Effective dateContingent effective date2015 c 176: See note following RCW 23.95.100.



Notice of annual report requirementRules.

The secretary of state shall send to each corporation sole a notice in accordance with RCW 23.95.255 that its annual report must be filed as required by this chapter.

NOTES:

Effective dateContingent effective date2015 c 176: See note following RCW 23.95.100.



Failure to file annual reportReinstatement after administrative dissolution.

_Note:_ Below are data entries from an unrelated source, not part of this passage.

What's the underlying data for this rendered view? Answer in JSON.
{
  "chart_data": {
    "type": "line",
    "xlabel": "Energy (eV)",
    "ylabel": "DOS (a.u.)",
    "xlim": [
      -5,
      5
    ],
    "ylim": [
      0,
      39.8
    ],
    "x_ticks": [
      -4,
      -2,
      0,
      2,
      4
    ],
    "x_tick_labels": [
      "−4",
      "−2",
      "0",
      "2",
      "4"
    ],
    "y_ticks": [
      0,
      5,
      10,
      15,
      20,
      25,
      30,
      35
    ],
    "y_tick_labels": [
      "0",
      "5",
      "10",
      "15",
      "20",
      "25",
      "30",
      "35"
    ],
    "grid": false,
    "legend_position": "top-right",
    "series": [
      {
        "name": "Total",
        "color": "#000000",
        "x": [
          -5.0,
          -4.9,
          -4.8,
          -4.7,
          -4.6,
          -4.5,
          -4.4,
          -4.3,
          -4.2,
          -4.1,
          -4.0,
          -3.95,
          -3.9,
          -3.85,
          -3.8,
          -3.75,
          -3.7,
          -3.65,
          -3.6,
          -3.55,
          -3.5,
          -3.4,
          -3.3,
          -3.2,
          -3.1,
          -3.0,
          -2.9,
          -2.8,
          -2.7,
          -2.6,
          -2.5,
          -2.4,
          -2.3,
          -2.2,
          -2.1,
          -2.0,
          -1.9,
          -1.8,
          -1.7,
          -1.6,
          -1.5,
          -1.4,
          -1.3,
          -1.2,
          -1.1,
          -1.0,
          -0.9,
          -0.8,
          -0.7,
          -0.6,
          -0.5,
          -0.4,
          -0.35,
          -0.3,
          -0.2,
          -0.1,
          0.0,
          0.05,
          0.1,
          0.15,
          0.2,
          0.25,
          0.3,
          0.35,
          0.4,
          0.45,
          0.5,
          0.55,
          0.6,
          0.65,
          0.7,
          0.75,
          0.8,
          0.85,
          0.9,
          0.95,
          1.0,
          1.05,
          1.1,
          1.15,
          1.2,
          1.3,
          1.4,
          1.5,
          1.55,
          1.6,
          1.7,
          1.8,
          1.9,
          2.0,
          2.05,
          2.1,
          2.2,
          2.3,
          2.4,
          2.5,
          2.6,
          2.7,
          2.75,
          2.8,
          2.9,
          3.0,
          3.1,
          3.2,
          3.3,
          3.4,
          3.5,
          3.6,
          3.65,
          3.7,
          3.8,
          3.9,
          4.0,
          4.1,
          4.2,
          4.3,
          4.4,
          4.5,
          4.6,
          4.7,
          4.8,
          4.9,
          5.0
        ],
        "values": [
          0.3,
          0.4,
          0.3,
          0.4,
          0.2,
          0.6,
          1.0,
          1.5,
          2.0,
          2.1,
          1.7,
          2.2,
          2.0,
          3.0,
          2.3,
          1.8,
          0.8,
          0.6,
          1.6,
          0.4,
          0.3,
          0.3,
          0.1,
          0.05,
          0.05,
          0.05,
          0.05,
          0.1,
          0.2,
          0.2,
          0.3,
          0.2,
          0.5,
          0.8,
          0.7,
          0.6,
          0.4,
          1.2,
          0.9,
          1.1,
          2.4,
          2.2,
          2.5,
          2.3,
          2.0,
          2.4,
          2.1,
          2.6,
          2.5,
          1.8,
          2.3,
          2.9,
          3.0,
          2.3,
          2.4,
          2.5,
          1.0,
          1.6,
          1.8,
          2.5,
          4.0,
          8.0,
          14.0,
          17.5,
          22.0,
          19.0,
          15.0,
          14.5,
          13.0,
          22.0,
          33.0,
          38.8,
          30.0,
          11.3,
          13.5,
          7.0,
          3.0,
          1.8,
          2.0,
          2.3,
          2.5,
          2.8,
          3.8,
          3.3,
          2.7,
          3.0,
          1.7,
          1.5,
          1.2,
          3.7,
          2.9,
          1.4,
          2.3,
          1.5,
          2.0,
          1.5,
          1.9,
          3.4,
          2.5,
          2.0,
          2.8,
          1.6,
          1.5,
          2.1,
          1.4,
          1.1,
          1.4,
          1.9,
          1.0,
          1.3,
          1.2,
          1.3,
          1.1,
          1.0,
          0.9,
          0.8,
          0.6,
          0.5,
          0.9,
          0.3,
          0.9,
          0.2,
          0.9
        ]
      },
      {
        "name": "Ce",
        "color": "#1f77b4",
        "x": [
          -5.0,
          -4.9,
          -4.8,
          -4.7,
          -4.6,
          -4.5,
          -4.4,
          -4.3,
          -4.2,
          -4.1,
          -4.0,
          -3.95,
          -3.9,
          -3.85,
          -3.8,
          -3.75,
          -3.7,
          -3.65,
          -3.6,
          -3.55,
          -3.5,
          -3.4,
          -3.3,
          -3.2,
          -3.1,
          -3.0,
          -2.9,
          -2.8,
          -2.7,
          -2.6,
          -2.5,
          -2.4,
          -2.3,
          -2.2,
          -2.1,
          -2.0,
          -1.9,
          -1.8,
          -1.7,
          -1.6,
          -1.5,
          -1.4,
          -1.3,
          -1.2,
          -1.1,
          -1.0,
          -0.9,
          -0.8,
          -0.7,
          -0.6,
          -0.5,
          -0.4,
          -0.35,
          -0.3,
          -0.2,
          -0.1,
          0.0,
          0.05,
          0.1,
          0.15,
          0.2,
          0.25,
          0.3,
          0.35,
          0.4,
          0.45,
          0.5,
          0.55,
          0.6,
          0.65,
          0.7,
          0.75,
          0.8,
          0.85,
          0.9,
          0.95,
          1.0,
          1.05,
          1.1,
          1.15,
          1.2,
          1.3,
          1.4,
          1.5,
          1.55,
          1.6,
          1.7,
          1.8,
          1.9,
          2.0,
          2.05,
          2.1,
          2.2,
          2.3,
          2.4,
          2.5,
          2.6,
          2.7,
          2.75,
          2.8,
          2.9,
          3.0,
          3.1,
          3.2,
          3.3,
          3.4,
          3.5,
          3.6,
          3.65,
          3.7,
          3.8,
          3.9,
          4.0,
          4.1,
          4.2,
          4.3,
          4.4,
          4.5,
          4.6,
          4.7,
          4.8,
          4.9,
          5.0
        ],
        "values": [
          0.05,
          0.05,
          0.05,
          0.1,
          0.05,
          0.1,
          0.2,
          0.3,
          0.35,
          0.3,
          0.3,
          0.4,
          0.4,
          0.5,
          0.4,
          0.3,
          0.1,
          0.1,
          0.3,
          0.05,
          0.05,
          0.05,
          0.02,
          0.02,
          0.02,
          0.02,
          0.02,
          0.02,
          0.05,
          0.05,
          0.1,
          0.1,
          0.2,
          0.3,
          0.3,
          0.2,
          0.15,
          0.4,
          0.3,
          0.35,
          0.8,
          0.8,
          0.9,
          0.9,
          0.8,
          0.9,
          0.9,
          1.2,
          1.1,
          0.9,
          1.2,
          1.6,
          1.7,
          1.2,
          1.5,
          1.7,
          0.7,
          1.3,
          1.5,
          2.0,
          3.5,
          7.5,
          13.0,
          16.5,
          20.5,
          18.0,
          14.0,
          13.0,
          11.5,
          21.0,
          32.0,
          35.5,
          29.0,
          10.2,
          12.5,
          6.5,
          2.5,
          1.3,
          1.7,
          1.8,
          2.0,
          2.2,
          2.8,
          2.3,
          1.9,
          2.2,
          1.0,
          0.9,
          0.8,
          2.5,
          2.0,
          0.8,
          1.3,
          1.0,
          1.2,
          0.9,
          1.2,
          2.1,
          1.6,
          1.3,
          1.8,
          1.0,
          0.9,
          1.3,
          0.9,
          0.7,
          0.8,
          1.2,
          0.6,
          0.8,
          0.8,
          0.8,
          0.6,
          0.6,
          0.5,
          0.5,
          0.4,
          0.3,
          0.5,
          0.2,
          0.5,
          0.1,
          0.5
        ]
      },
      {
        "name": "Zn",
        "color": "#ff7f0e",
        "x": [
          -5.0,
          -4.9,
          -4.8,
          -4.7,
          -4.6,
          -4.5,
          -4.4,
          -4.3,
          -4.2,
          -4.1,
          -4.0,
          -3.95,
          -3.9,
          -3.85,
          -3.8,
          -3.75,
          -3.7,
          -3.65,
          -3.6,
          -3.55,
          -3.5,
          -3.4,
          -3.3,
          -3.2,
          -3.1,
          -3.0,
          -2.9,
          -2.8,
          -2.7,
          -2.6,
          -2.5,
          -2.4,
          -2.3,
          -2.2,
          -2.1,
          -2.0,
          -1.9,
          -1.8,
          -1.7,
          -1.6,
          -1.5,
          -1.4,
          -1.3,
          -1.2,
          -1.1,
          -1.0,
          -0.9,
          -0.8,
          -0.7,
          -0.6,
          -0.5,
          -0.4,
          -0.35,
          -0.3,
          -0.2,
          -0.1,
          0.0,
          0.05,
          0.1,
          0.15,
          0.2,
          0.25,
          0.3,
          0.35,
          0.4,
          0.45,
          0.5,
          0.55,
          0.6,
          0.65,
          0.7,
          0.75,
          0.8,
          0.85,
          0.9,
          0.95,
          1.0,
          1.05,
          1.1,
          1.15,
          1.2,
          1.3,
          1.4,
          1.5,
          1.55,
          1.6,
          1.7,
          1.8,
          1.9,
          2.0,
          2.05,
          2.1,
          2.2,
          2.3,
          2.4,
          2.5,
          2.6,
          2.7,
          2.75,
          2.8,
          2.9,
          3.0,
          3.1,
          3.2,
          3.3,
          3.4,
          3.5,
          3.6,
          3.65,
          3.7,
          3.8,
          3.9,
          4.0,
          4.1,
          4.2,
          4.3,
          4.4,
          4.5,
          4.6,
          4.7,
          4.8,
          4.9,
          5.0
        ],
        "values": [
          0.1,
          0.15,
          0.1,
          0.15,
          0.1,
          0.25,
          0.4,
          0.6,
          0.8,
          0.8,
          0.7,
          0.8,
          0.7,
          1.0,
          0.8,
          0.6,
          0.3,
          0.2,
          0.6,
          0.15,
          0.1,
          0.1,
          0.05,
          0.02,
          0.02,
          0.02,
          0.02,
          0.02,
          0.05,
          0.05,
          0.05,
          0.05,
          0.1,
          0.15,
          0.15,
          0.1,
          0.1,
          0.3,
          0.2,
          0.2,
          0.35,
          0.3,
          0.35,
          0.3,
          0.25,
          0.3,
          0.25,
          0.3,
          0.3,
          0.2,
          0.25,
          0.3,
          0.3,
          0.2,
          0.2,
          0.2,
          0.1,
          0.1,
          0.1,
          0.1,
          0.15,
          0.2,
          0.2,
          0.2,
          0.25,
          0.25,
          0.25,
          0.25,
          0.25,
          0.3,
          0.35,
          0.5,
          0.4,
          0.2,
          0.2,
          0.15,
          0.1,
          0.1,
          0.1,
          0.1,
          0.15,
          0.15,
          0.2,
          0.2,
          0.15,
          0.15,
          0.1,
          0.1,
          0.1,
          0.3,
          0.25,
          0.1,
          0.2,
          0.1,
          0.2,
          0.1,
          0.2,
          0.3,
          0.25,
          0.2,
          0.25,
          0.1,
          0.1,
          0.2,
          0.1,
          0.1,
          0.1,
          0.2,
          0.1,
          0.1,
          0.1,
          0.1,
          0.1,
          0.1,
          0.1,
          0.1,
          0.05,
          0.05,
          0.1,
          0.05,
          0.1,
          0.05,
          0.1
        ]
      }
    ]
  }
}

(1) The secretary of state shall, when exigent or mitigating circumstances are presented, reinstate to full active status any corporation sole previously in good standing that would otherwise be penalized or lose its active status. Any corporation sole desiring to seek relief under this section shall, within five years of the missed filing or lapse, notify the secretary of state in writing. The notification must include the name and mailing address of the corporation sole, the corporate sole officer to whom correspondence should be sent, and a statement under oath by a responsible corporate sole officer, setting forth the nature of the missed filing or lapse, the circumstances of the missed filing or lapse, that disproportionate harm would occur to the corporation sole if relief were not granted, and the relief sought.
(2) Upon receipt of the notice under subsection (1) of this section, the secretary of state shall investigate the circumstances of the missed filing or lapse.
(a) If the secretary of state is satisfied that sufficient exigent or mitigating circumstances exist; that the corporation sole has demonstrated good faith and a reasonable attempt to comply with the applicable corporate sole license statutes of this state; that disproportionate harm would occur to the corporation sole if relief were not granted; and that relief would not be contrary to the public interest expressed in this title, the secretary may issue an order reinstating the corporation sole and specifying any terms and conditions of the relief. Reinstatement may relate back to the date of lapse or dissolution.
(b) If the secretary of state determines the request does not comply with the requirements for relief, the secretary shall issue an order denying the requested relief and stating the reasons for the denial. Any denial of relief by the secretary of state is final and is not appealable.
(c) The secretary of state shall keep records of all requests for relief and the disposition of the requests. The secretary of state shall annually report to the legislature the number of relief requests received in the preceding year and a summary of the secretary's disposition of the requests.